Argentina, under the leftist and globalist Peronist rule of Alberto Fernandez, has sunk into a mess of hyperinflation and economic decay the likes of which the South American had never seen before.
Even though Fernandez has turned his once-proud nation into a shadow of what it once was, with an astonishing poverty rate of over 40%, he is treated by the leftist and globalist media as the sensible and acceptable option in the figure of his – wait for it – economy minister Sergio Massa. Yes, you read it right.
The right wing opposition, as usual, is maligned in the world press as ‘far right’, ”reactionary’ and other political bad words. But Javier Milei is not your run of the mill conservative, either.

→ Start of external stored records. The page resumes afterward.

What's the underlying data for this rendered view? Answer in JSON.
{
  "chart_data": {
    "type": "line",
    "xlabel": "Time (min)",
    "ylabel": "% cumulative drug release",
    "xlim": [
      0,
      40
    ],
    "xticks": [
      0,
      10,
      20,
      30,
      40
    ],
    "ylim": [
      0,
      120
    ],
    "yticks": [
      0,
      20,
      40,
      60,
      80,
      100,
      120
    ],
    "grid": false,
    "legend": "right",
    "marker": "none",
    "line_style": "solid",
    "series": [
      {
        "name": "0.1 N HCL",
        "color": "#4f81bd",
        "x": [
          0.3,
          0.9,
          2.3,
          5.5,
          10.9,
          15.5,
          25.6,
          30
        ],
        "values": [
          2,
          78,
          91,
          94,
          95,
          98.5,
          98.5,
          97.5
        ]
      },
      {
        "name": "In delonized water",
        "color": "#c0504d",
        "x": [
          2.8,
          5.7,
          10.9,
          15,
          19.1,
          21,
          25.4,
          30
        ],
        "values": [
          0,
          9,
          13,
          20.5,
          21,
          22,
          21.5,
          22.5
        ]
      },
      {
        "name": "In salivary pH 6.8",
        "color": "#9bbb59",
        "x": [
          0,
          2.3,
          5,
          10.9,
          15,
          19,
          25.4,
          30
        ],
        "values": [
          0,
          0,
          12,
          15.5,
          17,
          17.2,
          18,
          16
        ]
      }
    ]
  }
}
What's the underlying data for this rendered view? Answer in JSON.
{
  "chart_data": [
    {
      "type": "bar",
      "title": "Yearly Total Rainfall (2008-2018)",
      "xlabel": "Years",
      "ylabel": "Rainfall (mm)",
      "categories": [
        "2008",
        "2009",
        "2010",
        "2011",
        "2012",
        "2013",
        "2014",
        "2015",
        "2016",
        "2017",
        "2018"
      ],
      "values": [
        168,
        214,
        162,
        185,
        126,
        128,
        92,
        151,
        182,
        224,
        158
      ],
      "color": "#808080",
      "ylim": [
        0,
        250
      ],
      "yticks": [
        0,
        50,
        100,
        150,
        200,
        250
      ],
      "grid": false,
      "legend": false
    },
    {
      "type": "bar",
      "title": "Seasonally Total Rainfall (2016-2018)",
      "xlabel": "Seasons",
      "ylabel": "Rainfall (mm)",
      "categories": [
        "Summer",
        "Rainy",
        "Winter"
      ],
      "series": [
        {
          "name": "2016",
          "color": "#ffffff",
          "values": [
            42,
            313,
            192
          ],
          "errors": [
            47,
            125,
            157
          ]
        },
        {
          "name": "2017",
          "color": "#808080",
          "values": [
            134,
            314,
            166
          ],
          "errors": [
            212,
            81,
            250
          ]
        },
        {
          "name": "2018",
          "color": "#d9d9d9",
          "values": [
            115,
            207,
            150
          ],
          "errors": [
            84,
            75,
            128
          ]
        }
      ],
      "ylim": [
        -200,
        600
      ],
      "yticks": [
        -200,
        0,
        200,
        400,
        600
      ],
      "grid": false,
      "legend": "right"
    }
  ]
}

The self-described ‘anarcho-capitalist’ is a former rocker who is loud and in your face, and if his message seems radical, it’s because the situation in Argentina has reached peak crisis and really needs an intervention.
You may be used to hear about ‘belt tightening’, or ‘trimming’ waste, but Milei vows to ‘attack the system with a chainsaw’. He totes a power tool at events ‘projecting defiance and strength to disaffected Argentines’.
The people support Milei’s crusade ‘to shred the bloated state’ and what he calls ‘the political caste’.
Polls show him winning a presidential vote Sunday and going to a runoff next month.
Associated Press reported:
“’The caste is trembling!’ he yelled while brandishing a chainsaw spewing diesel fumes on a crowded street last month. In the poor, northwestern province of Salta last week, his caravan was welcomed by a group of workers waving their own buzzing chainsaws in the air.
Argentina’s economy has been engulfed in crisis for years, but lately people feel they are being pushed to the brink: Inflation has rocketed into the triple digits, poverty is soaring and a rapidly depreciating currency is decimating the purchasing power of salaries.”
Milei’s Chainsaw Plan is to slash public spending, ‘scrap half the government’s ministries, sell state-owned companies and eliminate the central bank’.
“In a television interview in March, Milei explained that his Chainsaw Plan was ‘all about tightening the reins on the spending of corrupt politicians’. He has pointed to his strongest electoral competitors as embodiments of a parasitic establishment that has long considered itself beyond reproach or reckoning, and presented himself as the man to cut it down to size.”
Milei’s chainsaw is peaceful, says Sebastián Borrego, a 51-year-old voter who attended his rally. It’s a tool, like those he uses in his own garden.
“’Pruning is a part of what it means to bring about transformation in the country … cutting off parts that aren’t useful’, said Borrego.”
Argentina was shocked by the Milei primary win, a libertarian outsider who has pledged to dollarize the economy, abolish the country’s central bank.
Milei is often compared to former U.S. President Donald Trump or Brazil’s ex-leader Jair Bolsonaro, which is designed to tarnish his image, even though they are both very popular leaders.
CNBC reported:
“His main rivals are current Economy Minister Sergio Massa, who represents the ruling Union por la Patria coalition, and former Security Minister Patricia Bullrich from the center-right Juntos por el Cambio coalition.
[…] The purchasing power of the South American nation has been ravaged by an annual inflation rate of 138%, while two in five Argentines now live in poverty and key agricultural areas have been hit by a historic drought.”
The race is unlikely to be decided this weekend. Instead, the top two candidates from Sunday’s vote will decide in a runoff vote on Nov. 19.
“For a candidate to win outright on Sunday, they must obtain more than 45% of the votes or over 40% with a more-than 10-point lead over the second-place candidate. The winner of the vote will govern for the next four years, through to the end of 2027.”